Last year, that didn't happen, as the Canadiens fell to the Sabres in three out of four games. The Sabres' win output against the Habs accounted for 13% of their win total for the season, and Montreal's futility against one of the most futile outfits in league history ultimately cost them the points that would have clinched the Presidents' Trophy.
As we've all observed, this year's team is different. This is the team that operates with a stubborn efficiency, never relenting until the final buzzer has sounded.

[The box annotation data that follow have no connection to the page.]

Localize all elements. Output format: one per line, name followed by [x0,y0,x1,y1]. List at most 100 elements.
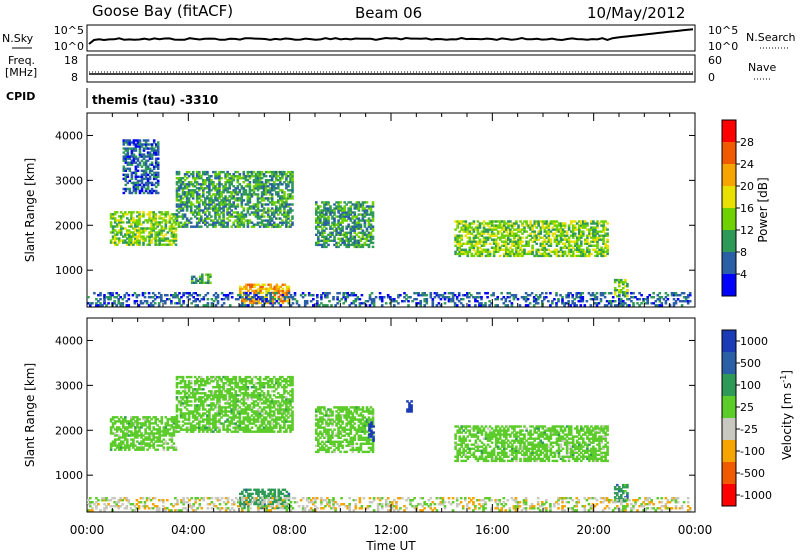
power-cell [139,139,142,141]
nsky-trace [89,29,693,44]
power-cell [137,186,140,188]
power-cell [140,300,143,302]
power-cell [329,205,332,207]
power-cell [222,171,225,173]
power-cell [182,300,185,302]
power-cell [580,241,583,243]
power-cell [500,292,503,294]
velocity-cell [239,376,242,378]
power-cell [165,225,168,227]
power-cell [481,253,484,255]
power-cell [237,171,240,173]
velocity-cell [190,380,193,382]
power-cell [564,251,567,253]
power-cell [99,298,102,300]
power-cell [267,203,270,205]
power-cell [393,304,396,306]
power-cell [371,292,374,294]
power-cell [525,230,528,232]
velocity-cell [206,398,209,400]
power-cell [138,294,141,296]
power-cell [207,298,210,300]
velocity-cell [218,427,221,429]
power-cell [331,232,334,234]
power-cell [529,220,532,222]
power-colorbar-swatch [722,164,736,187]
power-ytick-label: 4000 [55,129,83,142]
power-cell [190,201,193,203]
power-cell [379,292,382,294]
velocity-cell [234,390,237,392]
power-cell [209,274,212,276]
power-cell [200,226,203,228]
power-cell [478,292,481,294]
power-cell [485,243,488,245]
power-cell [280,304,283,306]
power-cell [135,147,138,149]
power-cell [469,237,472,239]
power-cell [127,174,130,176]
power-cell [123,166,126,168]
power-cell [327,222,330,224]
power-cell [154,213,157,215]
power-cell [291,222,294,224]
power-ytick-label: 3000 [55,174,83,187]
velocity-cell [146,449,149,451]
power-cell [122,302,125,304]
power-cell [99,292,102,294]
power-cell [146,300,149,302]
power-cell [255,302,258,304]
power-cell [93,292,96,294]
power-cell [372,236,375,238]
power-cell [323,232,326,234]
power-cell [326,304,329,306]
power-cell [229,304,232,306]
power-cell [523,249,526,251]
power-cell [292,302,295,304]
power-cell [132,244,135,246]
power-cell [178,171,181,173]
velocity-cell [176,396,179,398]
power-cell [373,302,376,304]
power-cell [535,243,538,245]
freq-tick-high: 18 [64,54,78,67]
power-cell [610,302,613,304]
power-colorbar-swatch [722,142,736,165]
power-cell [330,304,333,306]
power-cell [626,295,629,297]
power-cell [460,235,463,237]
power-cell [444,292,447,294]
power-cell [249,183,252,185]
power-cell [134,302,137,304]
power-cell [291,209,294,211]
power-cell [665,302,668,304]
power-cell [675,302,678,304]
power-cell [618,294,621,296]
velocity-cell [142,449,145,451]
power-cell [397,302,400,304]
power-cell [288,286,291,288]
power-colorbar-label: Power [dB] [756,177,770,242]
velocity-cell [226,376,229,378]
power-cell [366,201,369,203]
velocity-cell [198,408,201,410]
velocity-cell [173,442,176,444]
power-cell [488,300,491,302]
power-cell [614,300,617,302]
power-cell [257,292,260,294]
power-cell [277,213,280,215]
power-cell [507,304,510,306]
power-cell [426,298,429,300]
power-cell [610,292,613,294]
velocity-cell [202,388,205,390]
power-cell [582,230,585,232]
velocity-cell [232,418,235,420]
power-cell [249,213,252,215]
velocity-cell [128,449,131,451]
nsky-tick-high: 10^5 [54,24,84,37]
power-cell [294,292,297,294]
power-cell [265,175,268,177]
velocity-cell [184,388,187,390]
power-cell [291,173,294,175]
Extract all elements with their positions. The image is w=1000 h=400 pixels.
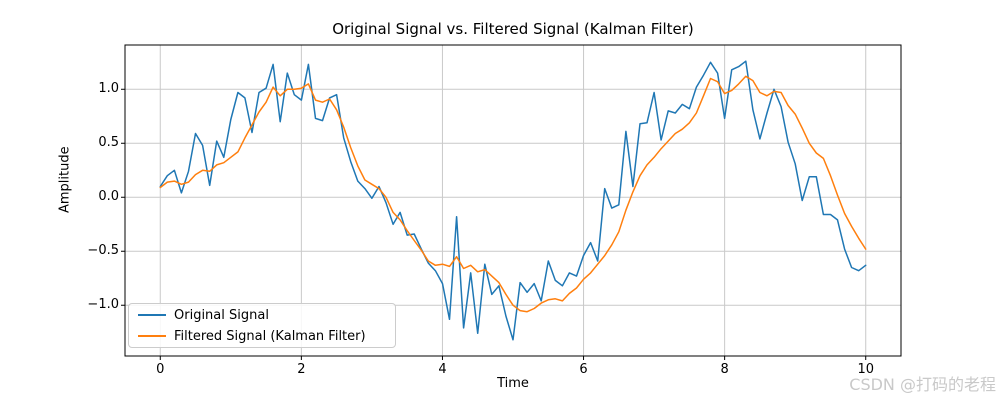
legend-line-original-signal <box>138 314 166 316</box>
tick-marks <box>121 88 867 360</box>
x-tick-label: 10 <box>857 362 874 377</box>
x-tick-label: 6 <box>579 362 588 377</box>
y-tick-label: 0.0 <box>98 189 119 205</box>
legend: Original Signal Filtered Signal (Kalman … <box>128 303 396 348</box>
y-tick-label: −1.0 <box>87 297 119 313</box>
axes-spines <box>124 44 902 357</box>
legend-label-original-signal: Original Signal <box>174 307 269 323</box>
legend-entry-original: Original Signal <box>129 305 395 325</box>
series-line-1 <box>159 75 867 313</box>
x-tick-label: 2 <box>297 362 306 377</box>
x-tick-label: 4 <box>438 362 447 377</box>
legend-label-filtered-signal: Filtered Signal (Kalman Filter) <box>174 328 366 344</box>
data-series <box>159 60 867 341</box>
legend-line-filtered-signal <box>138 335 166 337</box>
legend-entry-filtered: Filtered Signal (Kalman Filter) <box>129 326 395 346</box>
x-tick-label: 0 <box>156 362 165 377</box>
x-axis-label: Time <box>497 376 529 391</box>
chart-title: Original Signal vs. Filtered Signal (Kal… <box>332 20 694 38</box>
watermark-text: CSDN @打码的老程 <box>849 375 996 394</box>
y-tick-label: 0.5 <box>98 135 119 151</box>
x-tick-label: 8 <box>720 362 729 377</box>
plot-border <box>124 44 902 357</box>
y-tick-label: 1.0 <box>98 81 119 97</box>
y-tick-label: −0.5 <box>87 243 119 259</box>
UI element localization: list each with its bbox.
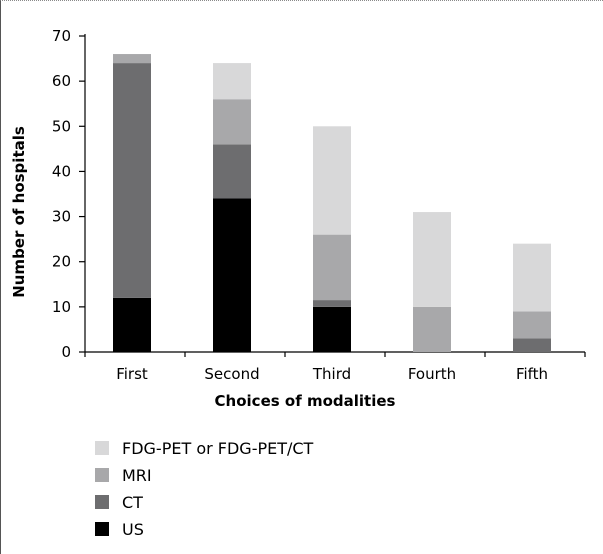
legend-label-us: US bbox=[122, 520, 144, 539]
x-tick-label-fourth: Fourth bbox=[408, 365, 456, 383]
bar-fifth-fdg-pet-or-fdg-pet-ct bbox=[513, 243, 551, 312]
legend-swatch-us bbox=[95, 522, 109, 536]
legend-swatch-fdg-pet-or-fdg-pet-ct bbox=[95, 441, 109, 455]
x-tick-label-second: Second bbox=[204, 365, 259, 383]
bar-second-fdg-pet-or-fdg-pet-ct bbox=[213, 63, 251, 100]
legend-label-fdg-pet-or-fdg-pet-ct: FDG-PET or FDG-PET/CT bbox=[122, 439, 314, 458]
y-tick-label-10: 10 bbox=[52, 298, 71, 316]
bar-fourth-fdg-pet-or-fdg-pet-ct bbox=[413, 212, 451, 307]
bar-first-mri bbox=[113, 54, 151, 64]
y-axis: 0 10 20 30 40 50 60 70 bbox=[52, 27, 86, 361]
bar-third-us bbox=[313, 306, 351, 352]
y-tick-label-0: 0 bbox=[61, 343, 71, 361]
y-tick-label-50: 50 bbox=[52, 117, 71, 135]
bar-second-ct bbox=[213, 144, 251, 199]
x-tick-label-fifth: Fifth bbox=[516, 365, 548, 383]
x-tick-label-third: Third bbox=[312, 365, 351, 383]
x-axis-title: Choices of modalities bbox=[215, 392, 396, 410]
y-tick-label-30: 30 bbox=[52, 208, 71, 226]
bar-fifth-ct bbox=[513, 338, 551, 352]
y-tick-label-40: 40 bbox=[52, 162, 71, 180]
legend-swatch-mri bbox=[95, 468, 109, 482]
bar-first-ct bbox=[113, 63, 151, 298]
bar-fourth-mri bbox=[413, 306, 451, 352]
y-tick-label-20: 20 bbox=[52, 253, 71, 271]
y-tick-label-70: 70 bbox=[52, 27, 71, 45]
y-axis-title: Number of hospitals bbox=[10, 126, 28, 298]
bar-fifth-mri bbox=[513, 311, 551, 339]
legend-label-ct: CT bbox=[122, 493, 143, 512]
bars bbox=[113, 54, 551, 352]
x-tick-label-first: First bbox=[116, 365, 148, 383]
bar-first-us bbox=[113, 297, 151, 352]
legend: FDG-PET or FDG-PET/CT MRI CT US bbox=[95, 439, 314, 539]
bar-third-fdg-pet-or-fdg-pet-ct bbox=[313, 126, 351, 235]
bar-second-us bbox=[213, 198, 251, 352]
bar-third-mri bbox=[313, 234, 351, 301]
y-tick-label-60: 60 bbox=[52, 72, 71, 90]
bar-second-mri bbox=[213, 99, 251, 145]
bar-third-ct bbox=[313, 300, 351, 307]
legend-swatch-ct bbox=[95, 495, 109, 509]
x-axis: First Second Third Fourth Fifth bbox=[84, 351, 586, 383]
legend-label-mri: MRI bbox=[122, 466, 152, 485]
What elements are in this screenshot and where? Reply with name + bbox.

With maximum talent and maximum effort, the Canadiens feel like a threat to score on every shift, and if they aren't pressuring their opponent, Carey Price is daring those opponents to try to capitalize.
There is no obvious weak spot built into this Montreal lineup. As the Habs are about to find out, however, this is not last year's Sabres team, either.
How to Watch
Start time: 7:00 PM ET
In the Canadiens region (French): RDS
In the Canadiens region (English): CITYM
In the Sabres region: MSG-B
Elsewhere: NHL GameCenter, NHL Center Ice
Tale of the Tape
|56.1||Score-Adjusted Corsi %||49.4|
|3.5||5v5 Goal Ratio||0.55|
Know Your Enemy
The Sabres record may not look promising, but this year's group is already showing signs of life that were never present last season.
With surprising depth through the top-nine, the Sabres can ice three talented lines, anchored by the talented centre trio of Ryan O'Reilly, Jack Eichel, and Zemgus Girgensons.
In fact, O'Reilly and Tyler Ennis in particular have been quite effective at pushing the play with a bit of favourable zone deployment, and have been on the ice for 42 and 45 scoring chances for, respectively. To this point, neither has had those scoring chances culminate in a goal at even strength, understating the production of a team that is not quite managing two goals per game overall. With a team shooting percentage of 3.7%, exactly half of Montreal's 7.4% rate, the Sabres are due to start scoring.
But while the Buffalo offence attempts some imitation of Montreal's balanced attack, their defensive play leaves something to be desired. One of the more glaring issues is another facsimile of a Therrien strategy, but in Buffalo's case, the results have not been so positive.
The Habs have been able to ice Torrey Mitchell, Brian Flynn, and Devante Smith-Pelly in the defensive zone with impunity, as the trio has yet to give up a goal against at even strength. The Sabres have attempted something similar, and while the members of the fourth line have varied, the strategy and result have not. Johan Larsson, David Legwand, and Nicolas Deslauriers have started in their own zone more than any other Sabres, and the outcome hasn't been pretty. Despite playing fewer than 10 minutes per game, on average, those three players have already combined for 13 goals against at even strength this year. If the Canadiens can get their hot third line out against that group, there should be lots of opportunity to get to Chad Johnson.
Last Time Out
The Canadiens last meeting with the Sabres came on the heels of a disappointing loss to the Arizona Coyotes, and at the tail end of a stretch of particularly underwhelming play. The game, billed as Montreal's must-have opportunity for repentance for their hockey sins, ended just as disappointingly and underwhelmingly as the games that preceded it.
The Habs sloppy play, not dissimilar to that of a "posse of drunken circus clowns", had them down 3-1 before they decided to start playing, and sadly, the Canadiens did not leave themselves enough time to overcome that disadvantage.
While Montreal would finally turn things around the following game against New Jersey, it was too late to prevent this game from going down as a prime candidate for the climax of the 2014-15 Canadiens blooper reel.
When the Habs began their week by shutting out the St. Louis Blues, an elite team even while short-staffed, the sense of optimism surrounding Montreal's miraculous start to the season grew even greater. If the Habs can manage to beat a team they have no business losing to, the foundation of this special season will grow even sturdier.